The benefits aren’t lavish. I calculated the benefit for an person of retirement age who earned the average income for an individual every year since age 18. Monthly benefit? A whopping $1519.00 monthly, which is $18,228 a year. Incidentally, that’s just a little less than the average individual income in 1987.
As for a family of four receiving subsidies at $80,000 a year?
According to the Kaiser Family Foundation, the cost of coverage for a family of four has climbed 131 percent from 1999 to 2010. The average annual premiums for employer-sponsored health insurance in 2010 was $5,049 for single coverage and $13,770 for family coverage.
For a family of four making $80,000/year, that’s over 17% of their yearly income on insurance alone. Most families are carrying a deductible of $2,000, meaning they have to hit that before receiving full benefits. So we’ll assume that’s their only out-of-pocket health care expense. So yearly expenses are now $15,770 - nearly 20% of their yearly income.
That’s also assuming insurance pays everything. Average out of pocket spending for an individual is now almost $7,000/year. So we’ll assume little Billy broke his leg playing ball, coach freaked out, called an ambulance (was’t pre-approved), and that ambulance took Billy to an out of network provider where the doctor ordered x-rays and set his leg. So now we’ve added that $7,000 for a total of $22,770 - that’s now nearly 29% of their yearly income.
The median family income in the United States is $49,777. Once those health care expenses are lopped off, the $80K family is suddenly down to roughly $56,800, just $7,023 above the median. Keep in mind, the median family and below are dealing with these same numbers.

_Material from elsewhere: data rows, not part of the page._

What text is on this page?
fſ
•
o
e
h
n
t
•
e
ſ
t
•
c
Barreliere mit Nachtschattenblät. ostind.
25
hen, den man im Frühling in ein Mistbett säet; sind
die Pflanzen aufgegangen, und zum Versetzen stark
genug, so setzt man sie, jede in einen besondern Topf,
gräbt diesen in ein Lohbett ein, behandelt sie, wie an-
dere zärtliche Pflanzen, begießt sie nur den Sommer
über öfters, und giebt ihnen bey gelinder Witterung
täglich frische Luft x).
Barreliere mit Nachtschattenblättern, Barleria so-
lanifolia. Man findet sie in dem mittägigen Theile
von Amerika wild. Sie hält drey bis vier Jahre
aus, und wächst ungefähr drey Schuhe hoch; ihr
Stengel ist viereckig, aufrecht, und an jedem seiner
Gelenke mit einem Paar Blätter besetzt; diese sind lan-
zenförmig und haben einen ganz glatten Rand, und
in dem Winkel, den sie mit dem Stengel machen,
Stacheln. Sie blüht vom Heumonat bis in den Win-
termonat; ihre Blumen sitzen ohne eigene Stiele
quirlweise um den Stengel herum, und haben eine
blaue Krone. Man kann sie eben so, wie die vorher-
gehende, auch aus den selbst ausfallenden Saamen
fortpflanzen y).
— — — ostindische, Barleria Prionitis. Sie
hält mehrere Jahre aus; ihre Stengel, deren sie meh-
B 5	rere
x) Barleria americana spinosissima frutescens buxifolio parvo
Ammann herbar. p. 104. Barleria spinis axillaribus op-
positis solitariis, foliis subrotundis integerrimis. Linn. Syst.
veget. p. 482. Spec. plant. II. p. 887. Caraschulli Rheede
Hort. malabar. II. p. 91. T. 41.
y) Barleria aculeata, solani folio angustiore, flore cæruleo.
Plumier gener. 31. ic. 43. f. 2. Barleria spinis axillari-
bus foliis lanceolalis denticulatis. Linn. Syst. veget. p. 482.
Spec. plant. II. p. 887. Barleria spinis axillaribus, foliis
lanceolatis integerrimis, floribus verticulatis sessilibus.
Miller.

How about a CEO making the typical pay package ($9 million) for the head of a company in the S&P’s 500? How much of an impact would those health care costs be, just for funsies? $22,770/$9,000,000 = .253% of their yearly income. Sorry, but my pity well is dry.
Oh, and Hatch’s net worth was between $1,656,067 and $4,471,000, according to Hatch’s mandated financial disclosure statements. Whose interests do you think he’s protecting?
In summary, Orrin Hatch can suck it.